Nel ricorso presentato da Coffrini e da alcuni ex amministratori della sua giunta si contestavano proprio le conclusioni della relazione della commissione viziate, a loro dire, da “eccesso di potere per difetto di istruttoria, travisamento dei fatti, errori e inesattezze”. Di diverso avviso i giudici del Tar che, respingendo il ricorso, hanno anche condannato i ricorrenti al pagamento delle spese di lite (circa 1.500 euro).

La commissione di indagine disposta dalla Prefettura di Reggio Emilia sul Comune di Brescello, sciolto per mafia ad aprile del 2016, “ha dato atto della sussistenza di concreti, univoci e rilevanti elementi su collegamenti diretti e indiretti degli amministratori locali con la criminalita’ organizzata di tipo mafioso e su forme di condizionamento degli stessi”, riscontrando pertanto i pressuposti per lo scioglimento. E’ quanto scrivono oggi i giudici del Tar del Lazio nella sentenza con cui hanno respinto il ricorso presentato dell’ex sindaco del paese di Peppone e Don Camillo, Marcello Coffrini, per contestare il provvedimento preso sull’amministrazione.

Secondo Coffrini infatti, la relazione della commissione prefettizia sarebbe stata caratterizzata da “numerosi errori e inesattezze che illustrano un quadro distorto della situazione” ma, soprattutto, non avrebbe portato alla luce “provvedimenti amministrativi che possano effettivamente essere considerati illegittimi”. Su questo punto i giudici ribattono invece ricordando “la vicenda della variante al piano urbanistico per la realizzazione di un supermercato in centro citta’ in cui e’ stato consentito a soggetti controindicati di programmare ed effettuare una rilevante operazione imprenditoriale” e “il fenomeno delle assunzioni, nel passato, seppur per brevi periodi, di soggetti legati a vario titolo ad esponenti della cosca”.

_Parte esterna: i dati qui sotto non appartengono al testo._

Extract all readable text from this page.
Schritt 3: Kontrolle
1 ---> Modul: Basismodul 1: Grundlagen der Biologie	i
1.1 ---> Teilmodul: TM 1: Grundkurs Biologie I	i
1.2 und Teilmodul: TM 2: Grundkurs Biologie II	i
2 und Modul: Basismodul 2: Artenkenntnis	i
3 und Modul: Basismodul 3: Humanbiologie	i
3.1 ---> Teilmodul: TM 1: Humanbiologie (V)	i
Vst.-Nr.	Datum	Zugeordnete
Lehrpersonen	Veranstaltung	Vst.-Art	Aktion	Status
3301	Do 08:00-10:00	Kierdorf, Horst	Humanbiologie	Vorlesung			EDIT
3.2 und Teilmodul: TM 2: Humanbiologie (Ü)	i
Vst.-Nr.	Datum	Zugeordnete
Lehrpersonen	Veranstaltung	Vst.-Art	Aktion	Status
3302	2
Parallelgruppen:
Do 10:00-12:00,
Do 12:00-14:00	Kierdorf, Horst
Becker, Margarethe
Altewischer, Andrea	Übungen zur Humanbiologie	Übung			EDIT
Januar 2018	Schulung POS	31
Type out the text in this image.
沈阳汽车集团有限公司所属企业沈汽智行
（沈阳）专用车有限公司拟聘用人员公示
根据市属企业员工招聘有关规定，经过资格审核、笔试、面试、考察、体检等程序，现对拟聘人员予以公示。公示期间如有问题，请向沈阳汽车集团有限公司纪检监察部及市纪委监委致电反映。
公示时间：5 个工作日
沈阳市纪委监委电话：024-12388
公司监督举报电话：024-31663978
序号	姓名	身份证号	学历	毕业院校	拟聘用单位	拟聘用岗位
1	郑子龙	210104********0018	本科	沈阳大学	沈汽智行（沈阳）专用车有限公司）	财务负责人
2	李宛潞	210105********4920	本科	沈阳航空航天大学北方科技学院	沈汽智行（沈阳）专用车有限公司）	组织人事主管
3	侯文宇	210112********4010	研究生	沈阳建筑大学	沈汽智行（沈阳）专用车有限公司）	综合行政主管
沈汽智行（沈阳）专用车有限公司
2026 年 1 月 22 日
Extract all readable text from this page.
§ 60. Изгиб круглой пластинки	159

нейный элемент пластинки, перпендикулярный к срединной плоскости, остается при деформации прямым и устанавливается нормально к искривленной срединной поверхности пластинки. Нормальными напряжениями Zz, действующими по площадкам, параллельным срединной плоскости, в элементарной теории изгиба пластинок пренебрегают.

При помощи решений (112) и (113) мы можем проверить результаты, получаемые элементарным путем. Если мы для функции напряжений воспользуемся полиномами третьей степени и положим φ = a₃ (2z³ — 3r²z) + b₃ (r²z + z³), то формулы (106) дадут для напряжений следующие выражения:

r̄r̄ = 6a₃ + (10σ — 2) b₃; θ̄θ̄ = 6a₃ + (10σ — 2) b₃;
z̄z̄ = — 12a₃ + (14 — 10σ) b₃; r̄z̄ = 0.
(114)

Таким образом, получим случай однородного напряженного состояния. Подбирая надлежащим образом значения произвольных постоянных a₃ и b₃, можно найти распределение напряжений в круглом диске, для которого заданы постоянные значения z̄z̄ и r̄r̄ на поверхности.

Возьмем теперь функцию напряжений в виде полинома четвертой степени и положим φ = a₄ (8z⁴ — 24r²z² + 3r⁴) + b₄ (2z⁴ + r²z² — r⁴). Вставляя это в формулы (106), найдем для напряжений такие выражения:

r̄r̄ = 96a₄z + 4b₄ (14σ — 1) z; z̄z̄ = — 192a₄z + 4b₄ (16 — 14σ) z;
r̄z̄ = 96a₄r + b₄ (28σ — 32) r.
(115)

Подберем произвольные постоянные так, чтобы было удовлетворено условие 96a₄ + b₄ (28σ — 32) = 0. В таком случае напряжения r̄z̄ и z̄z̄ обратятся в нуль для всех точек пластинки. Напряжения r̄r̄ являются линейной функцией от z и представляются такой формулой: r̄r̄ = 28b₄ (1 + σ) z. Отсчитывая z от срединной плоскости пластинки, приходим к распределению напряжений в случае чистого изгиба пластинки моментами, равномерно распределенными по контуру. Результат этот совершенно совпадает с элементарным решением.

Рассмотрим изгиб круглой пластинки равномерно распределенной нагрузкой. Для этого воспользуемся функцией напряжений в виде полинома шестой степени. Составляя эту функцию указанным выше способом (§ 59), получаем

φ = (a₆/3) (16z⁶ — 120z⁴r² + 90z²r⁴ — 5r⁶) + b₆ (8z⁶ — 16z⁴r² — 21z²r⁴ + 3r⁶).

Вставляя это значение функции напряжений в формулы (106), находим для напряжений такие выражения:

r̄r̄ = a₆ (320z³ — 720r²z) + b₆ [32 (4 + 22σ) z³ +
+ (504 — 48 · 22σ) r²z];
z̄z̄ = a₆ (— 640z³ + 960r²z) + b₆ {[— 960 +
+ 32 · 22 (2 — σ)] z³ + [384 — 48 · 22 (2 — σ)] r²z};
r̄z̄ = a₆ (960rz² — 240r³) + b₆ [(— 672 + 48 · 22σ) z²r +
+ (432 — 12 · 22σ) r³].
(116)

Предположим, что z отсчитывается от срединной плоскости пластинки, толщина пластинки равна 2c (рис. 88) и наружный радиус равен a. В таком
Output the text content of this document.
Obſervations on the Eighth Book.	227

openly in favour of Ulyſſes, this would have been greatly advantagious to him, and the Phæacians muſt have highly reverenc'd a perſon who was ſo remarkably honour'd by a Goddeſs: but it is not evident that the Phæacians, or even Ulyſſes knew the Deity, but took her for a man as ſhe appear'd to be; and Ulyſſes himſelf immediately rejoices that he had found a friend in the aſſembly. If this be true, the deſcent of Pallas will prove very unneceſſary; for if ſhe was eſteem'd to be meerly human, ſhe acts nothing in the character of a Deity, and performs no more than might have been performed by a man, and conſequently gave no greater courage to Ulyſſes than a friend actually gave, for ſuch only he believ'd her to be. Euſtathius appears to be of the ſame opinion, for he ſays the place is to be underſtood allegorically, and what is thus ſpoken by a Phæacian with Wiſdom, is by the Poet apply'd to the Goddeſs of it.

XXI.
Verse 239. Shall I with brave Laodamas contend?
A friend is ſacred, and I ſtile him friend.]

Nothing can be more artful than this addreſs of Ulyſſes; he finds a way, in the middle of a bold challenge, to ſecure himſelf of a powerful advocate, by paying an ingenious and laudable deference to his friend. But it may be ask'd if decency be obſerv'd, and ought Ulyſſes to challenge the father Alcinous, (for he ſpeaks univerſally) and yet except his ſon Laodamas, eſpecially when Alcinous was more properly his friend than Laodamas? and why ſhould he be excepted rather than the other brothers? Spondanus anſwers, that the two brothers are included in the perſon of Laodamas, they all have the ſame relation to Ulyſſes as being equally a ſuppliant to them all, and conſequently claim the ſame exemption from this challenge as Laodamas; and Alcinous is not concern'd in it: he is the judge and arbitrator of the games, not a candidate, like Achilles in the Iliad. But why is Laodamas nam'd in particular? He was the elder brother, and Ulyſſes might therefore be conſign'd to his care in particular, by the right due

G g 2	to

Nella sentenza si fa inoltre riferimento “all’assegnazione di un alloggio comunale, in deroga alle graduatorie, ad un parente del locale vertice della ‘ndrina e dell’assegnazione di un altro alloggio, dietro modesto canone, ad un soggetto legato da vincoli parentali con esponenti della consorteria criminale, in assenza di controlli sulla situazione reddituale dichiarata”. Il collegio dei giudici conclude quindi ribadendo che “il complesso quadro individuato non viene in concreto depotenziato dalle singole contestazioni contenute in atti che pur facendo emergere, a tutto concedere, alcune inesattezze, non risultano idonee ad elidere i profili di forte e decisa valenza rivelatrice dei collegamenti esistenti tra gli amministratori locali e la criminalita’ organizzata e i conseguenti condizionamenti”.